Prevén más caravanas migrantes pese a riesgos

GUATEMALA.- Pese a las amenazas del presidente Donald Trump, la migración de centroamericanos se visibilizó en 2018 con caravanas masivas que desafiaron las amenazas del gobernante y avanzaron hasta las puertas de Estados Unidos, donde permanecen en una situación incierta.

El endurecimiento de la política estadunidense no desalentó la migración irregular centroamericana, que en 2018 mostró un nuevo rostro: el de las “movilizaciones masivas” a la vista y no en grupos de personas bajo el mando de “coyotes” o traficantes de personas, según investigadores sociales.

“Con esta manera de migrar, colectiva, encontraron una opción de seguridad y de protección”, y evitaron los altos costos del pago a los traficantes de personas, dijo a Notimex la directora de la Maestría en Desarrollo de la Universidad del Valle de Guatemala, Aracely Martínez.

La caravana de migrantes centroamericanos comenzó el 13 de octubre pasado en San Pedro Sula (Honduras), con una caminata por Guatemala.
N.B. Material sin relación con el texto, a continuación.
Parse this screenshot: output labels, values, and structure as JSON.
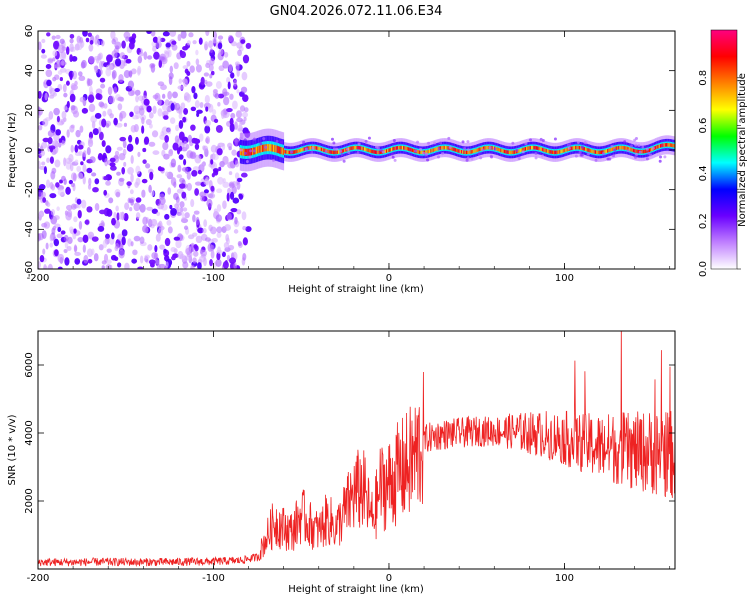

Al grupo inicial se unieron migrantes de los países del Triángulo Norte Centroamericano, integrado por Guatemala, El Salvador y Honduras.

El objetivo de la movilización -de unas 10 mil personas-, fue llegar a la frontera de México con Estados Unidos. Desde noviembre pasado, cientos de migrantes centroamericanos permanecen en Tijuana, en el estado mexicano de Baja California, con el propósito de ingresar a territorio estadunidense.

“Celebramos los esfuerzos que hace México para buscar con los países centroamericanos respuestas estructurales” a la migración, dijo a Notimex Jorge Peraza Breedy, jefe de la Organización Internacional para las Migraciones (OIM) en Guatemala, El Salvador y Honduras.

Destacó la iniciativa mexicana del nuevo gobierno de acordar acciones con los países involucrados para atender las causas estructurales que motivan la migración irregular y no quedarse en las situaciones coyunturales.

Por su parte, Martínez consideró probable que, pese a la amenaza del presidente Trump de utilizar a las fuerzas armadas contra los grupos que pretenden ingresar a Estados Unidos en forma ilegal, “las caravanas de migrantes centroamericanos, persistirán”.

“Son poblaciones que no tienen nada que perder, tradicionalmente excluidas”, entonces es posible que se arriesguen en busca de bienestar para sus familias, indicó la académica.

Estimó que los gobiernos de Guatemala, El Salvador y Honduras tienen responsabilidad en el fenómeno de la migración irregular hacia Estados Unidos.

Esos gobiernos “ocupados en mantener el poder político, descuidan la atención de los problemas sociales y no atacan las causas estructurales de flagelos como la pobreza, violencia, exclusión”.

“El sistema –en Guatemala, El Salvador y Honduras- está corrompido y las instituciones tan debilitadas que los gobiernos no permiten una perspectiva de seguridad humana y del derecho a migrar, y optan por un enfoque militar o de represión”, aseveró.

El presidente Trump, que exige a congresistas presupuesto para la construcción de un muro en la frontera con México que contenga los flujos de migrantes, consideró la llegada de los centroamericanos –civiles desarmados- como una “invasión” a Estados Unidos y reforzó la seguridad fronteriza.

El éxodo “no visible” de centroamericanos en busca de oportunidades continúa. Al margen de las caravanas, miles de migrantes guatemaltecos, salvadoreños y hondureños son detenidos cada mes al intentar cruzar a Estados Unidos de manera clandestina.

Walter Menchú, especialista en temas de seguridad, del privado Centro de Investigaciones Económicas Nacionales, dijo a Notimex que con todos los peligros y las advertencias de Trump, las oleadas de migrantes seguirán.

Con países con tantos problemas económicos y de violencia, y la “insuficiente respuesta de los gobiernos a sus necesidades”, los migrantes centroamericanos continuarán en su intento de buscar mejores horizontes en Estados Unidos, afirmó.